La seconde grande caractéristique du comportement humain est l’escalade d’engagement, qui montre que l’on a tellement de mal à revenir sur une mauvaise décision que l’on persévère volontiers dans l’erreur. […]

L’explication de ces phénomènes n’est pas simple. Il peut s’agir d’amour-propre, de la volonté de ne pas perdre la face vis-à-vis d’une autorité ou de l’opinion publique. Il peut s’agir plus fondamentalement de la difficulté qu’ont tous les êtres humains à reconnaître et à admettre leurs erreurs, et d’une tendance- ou d’un besoin – d’autojustification, de rationalisation de leurs actes, qui pousse les individus à persévérer dans l’erreur plutôt que de reconnaitre leur erreur initiale. Il peut s’agir aussi de phénomène de la « dépense gâchée », c’est-à-dire du fait qu’un individu qui a déjà beaucoup investi sur une ligne de conduite est enclin à s’y tenir quand bien même d’autres lignes de conduite pourraient être plus avantageuses.

D’un point de vue plus théorique, ces effets de persévération peuvent plus largement s’expliquer par la théorie de l’engagement, formulée pour la première fois en 1971 par Charles Kesler, pour qui l’engagement est le lien déterminant entre l’individu et ses « actes comportementaux ». Cette théorie postule qu’un individu éprouvant un sentiment de liberté quant à ses choix sera d’autant plus enclin à persévérer dans ses décisions qu’il sera engagé à le faire sans attendre de récompense en retour, ni craindre de punition. La force de l’engagement est, au demeurant, inversement proportionnelle à l’importance de la récompense ou la punition éventuelle.

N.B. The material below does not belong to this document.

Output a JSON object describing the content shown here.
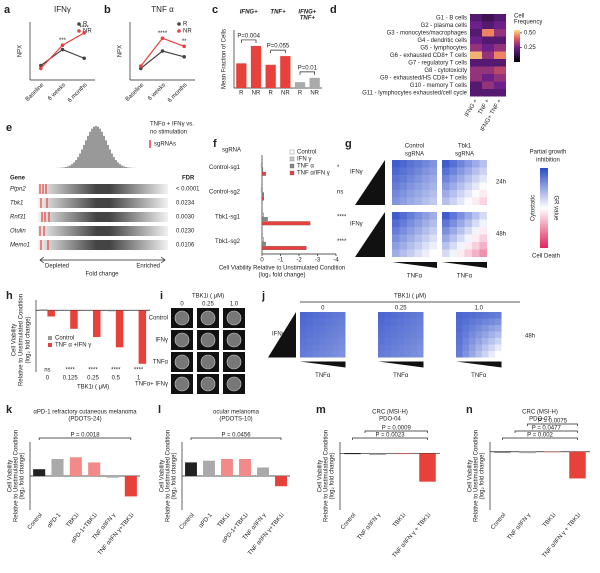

Joule et Beauvois, qui ont repris à leur compte et développé cette théorie, parlent de « soumission librement consentie » pour traduire cette « forme de soumission particulièrement engageante qui nous mène à agir à l’encontre de nos convictions, à l’encontre de nos goûts, ou qui nous amènent à réaliser des actes d’un coût tel que nous ne les aurions pas réalisés spontanément ».

David COLON, Propagande, La manipulation de masse dans le monde contemporain, Paris, Belin, 2019, pp. 122-123.